Canadian photographer Letinsky’s still lifes resemble the aftermath of a restaurant table, fruit peelings and dirty crockery arranged in an apparently haphazard but actually carefully placed layout.
Why would Letinsky apply all the meticulous control over lighting, perspective and placement as for any normal still life in order to recreate a ‘pile of washing up’?
It could be as simple as Keith Arnatt’s Rubbish Tip, or Tillmans’ exploration of the aesthetic beauty in discarded items. But that would not be consistent with her careful placement of items with all the attention to detail of a normal still life study.
I find that I admire her work a lot, noting how it is “a vehicle to explore the tension between the small and minute and larger social structures“.
Although carefully placed and so storytelling rather than historical in nature, I feel like a historian gazing over a map of a battlefield when I view it. Where was the power around the dinner table? Did the meal end amicably or with someone getting up to leave? Were passions high or convivial? A landmark birthday or celebration?

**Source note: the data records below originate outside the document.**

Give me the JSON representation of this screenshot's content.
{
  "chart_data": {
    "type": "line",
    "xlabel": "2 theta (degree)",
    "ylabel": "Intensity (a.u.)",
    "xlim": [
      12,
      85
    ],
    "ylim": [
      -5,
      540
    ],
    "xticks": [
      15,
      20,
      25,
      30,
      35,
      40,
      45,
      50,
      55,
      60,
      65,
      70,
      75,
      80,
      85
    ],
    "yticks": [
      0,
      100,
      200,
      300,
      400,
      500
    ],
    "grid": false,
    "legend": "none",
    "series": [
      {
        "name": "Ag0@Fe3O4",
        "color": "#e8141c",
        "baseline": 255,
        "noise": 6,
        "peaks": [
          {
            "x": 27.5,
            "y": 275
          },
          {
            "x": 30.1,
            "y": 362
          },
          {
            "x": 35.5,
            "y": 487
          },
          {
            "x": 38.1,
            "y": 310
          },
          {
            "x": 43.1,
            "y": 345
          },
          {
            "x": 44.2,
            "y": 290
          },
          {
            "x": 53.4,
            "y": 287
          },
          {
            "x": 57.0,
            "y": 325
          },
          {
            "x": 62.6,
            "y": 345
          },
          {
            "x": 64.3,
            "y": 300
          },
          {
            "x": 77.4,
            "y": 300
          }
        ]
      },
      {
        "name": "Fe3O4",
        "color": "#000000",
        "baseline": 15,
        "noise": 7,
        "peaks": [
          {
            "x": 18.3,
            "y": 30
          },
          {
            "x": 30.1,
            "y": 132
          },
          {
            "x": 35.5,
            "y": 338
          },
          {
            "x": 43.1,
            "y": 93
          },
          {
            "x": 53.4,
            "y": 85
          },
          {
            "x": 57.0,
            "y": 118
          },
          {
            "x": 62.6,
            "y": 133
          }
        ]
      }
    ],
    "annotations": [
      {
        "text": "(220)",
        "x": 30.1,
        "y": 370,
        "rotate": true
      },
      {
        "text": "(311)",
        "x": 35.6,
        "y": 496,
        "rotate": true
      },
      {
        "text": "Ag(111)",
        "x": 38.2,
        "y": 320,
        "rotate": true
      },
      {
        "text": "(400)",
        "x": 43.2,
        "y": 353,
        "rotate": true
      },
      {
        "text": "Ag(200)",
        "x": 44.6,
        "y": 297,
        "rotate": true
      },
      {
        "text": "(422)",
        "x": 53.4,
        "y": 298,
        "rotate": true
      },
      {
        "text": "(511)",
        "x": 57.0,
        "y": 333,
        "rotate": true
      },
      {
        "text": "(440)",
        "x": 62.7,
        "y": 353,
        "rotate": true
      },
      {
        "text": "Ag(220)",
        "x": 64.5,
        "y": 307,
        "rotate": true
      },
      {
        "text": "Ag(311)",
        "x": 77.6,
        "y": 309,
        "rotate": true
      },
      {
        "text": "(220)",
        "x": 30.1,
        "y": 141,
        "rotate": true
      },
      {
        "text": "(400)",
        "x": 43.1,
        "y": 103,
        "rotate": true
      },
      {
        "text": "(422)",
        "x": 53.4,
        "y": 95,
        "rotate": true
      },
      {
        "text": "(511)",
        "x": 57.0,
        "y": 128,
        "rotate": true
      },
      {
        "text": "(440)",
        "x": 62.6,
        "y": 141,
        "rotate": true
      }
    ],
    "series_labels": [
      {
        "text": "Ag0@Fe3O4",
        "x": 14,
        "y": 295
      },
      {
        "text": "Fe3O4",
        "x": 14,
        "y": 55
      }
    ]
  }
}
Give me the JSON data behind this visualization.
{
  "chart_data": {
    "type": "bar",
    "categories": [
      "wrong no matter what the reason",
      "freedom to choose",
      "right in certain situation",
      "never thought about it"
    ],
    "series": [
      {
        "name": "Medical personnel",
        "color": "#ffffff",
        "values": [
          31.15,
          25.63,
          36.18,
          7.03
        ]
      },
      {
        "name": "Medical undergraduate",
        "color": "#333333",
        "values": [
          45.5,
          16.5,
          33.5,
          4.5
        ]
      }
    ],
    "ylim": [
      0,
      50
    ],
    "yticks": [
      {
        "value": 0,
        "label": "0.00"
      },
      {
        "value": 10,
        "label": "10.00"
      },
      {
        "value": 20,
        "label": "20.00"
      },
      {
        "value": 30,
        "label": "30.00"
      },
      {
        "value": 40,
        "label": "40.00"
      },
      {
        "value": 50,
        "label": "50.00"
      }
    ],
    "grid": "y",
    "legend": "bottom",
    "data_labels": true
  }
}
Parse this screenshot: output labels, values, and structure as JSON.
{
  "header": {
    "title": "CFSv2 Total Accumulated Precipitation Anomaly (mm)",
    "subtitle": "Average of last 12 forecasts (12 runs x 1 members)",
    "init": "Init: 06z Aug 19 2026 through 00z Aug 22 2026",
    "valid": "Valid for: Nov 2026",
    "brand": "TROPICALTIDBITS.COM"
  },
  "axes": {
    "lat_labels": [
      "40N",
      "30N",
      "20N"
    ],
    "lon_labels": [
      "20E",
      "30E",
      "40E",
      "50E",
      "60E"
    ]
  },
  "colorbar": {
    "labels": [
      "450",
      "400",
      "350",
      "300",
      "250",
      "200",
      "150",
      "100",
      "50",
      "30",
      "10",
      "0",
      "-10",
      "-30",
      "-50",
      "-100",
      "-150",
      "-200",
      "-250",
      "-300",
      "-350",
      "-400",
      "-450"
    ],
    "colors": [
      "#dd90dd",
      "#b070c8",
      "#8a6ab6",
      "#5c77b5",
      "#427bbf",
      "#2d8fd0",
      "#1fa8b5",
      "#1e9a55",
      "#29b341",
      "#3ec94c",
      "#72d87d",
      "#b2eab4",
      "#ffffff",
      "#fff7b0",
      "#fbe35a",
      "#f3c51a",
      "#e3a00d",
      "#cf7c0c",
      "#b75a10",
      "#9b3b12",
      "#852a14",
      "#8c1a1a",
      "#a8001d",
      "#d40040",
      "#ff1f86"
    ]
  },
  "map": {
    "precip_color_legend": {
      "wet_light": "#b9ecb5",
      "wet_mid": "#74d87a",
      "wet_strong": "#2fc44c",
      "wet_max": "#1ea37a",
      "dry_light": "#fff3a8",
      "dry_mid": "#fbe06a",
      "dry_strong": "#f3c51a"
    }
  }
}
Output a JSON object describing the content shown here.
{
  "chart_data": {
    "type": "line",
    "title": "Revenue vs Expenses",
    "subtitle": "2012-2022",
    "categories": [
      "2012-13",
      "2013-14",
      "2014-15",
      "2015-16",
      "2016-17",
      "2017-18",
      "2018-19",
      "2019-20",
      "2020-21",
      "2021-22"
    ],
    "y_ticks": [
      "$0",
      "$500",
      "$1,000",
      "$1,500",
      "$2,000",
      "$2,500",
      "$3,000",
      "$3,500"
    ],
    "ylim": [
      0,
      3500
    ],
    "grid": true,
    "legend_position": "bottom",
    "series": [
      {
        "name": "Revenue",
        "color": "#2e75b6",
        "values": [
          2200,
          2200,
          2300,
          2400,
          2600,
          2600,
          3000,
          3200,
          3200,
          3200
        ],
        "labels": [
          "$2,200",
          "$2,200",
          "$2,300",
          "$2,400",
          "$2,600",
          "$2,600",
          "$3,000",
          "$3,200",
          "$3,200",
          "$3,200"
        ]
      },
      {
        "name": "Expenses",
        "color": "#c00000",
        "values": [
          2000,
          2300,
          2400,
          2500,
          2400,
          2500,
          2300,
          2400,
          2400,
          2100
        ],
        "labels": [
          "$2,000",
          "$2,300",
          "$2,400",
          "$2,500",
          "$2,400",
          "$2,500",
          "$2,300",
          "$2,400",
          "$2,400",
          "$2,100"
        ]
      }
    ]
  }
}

The detritus on the table resembles the fallen soldiers on the battlefield, the dirty plates their bombed-out garrisons and hides. I often perceive elements of our human condition and relationships in her images, all backed by crisp white linen.
Letinsky talks about how “photography conflicts with and constrains our sense of our environment by reinforcing certain ideas we have about perception.” I’m not confident that I fully understand her point here, but it could be a reference to how we take and consume photographs, reinforcing these perceptions unconsciously as we go in order to make thing fit our model of the world. The plain white tablecloths may well invite us to view the images – and the human behaviours they represent – with a fresh backdrop, not influenced by our prejudices and past experiences.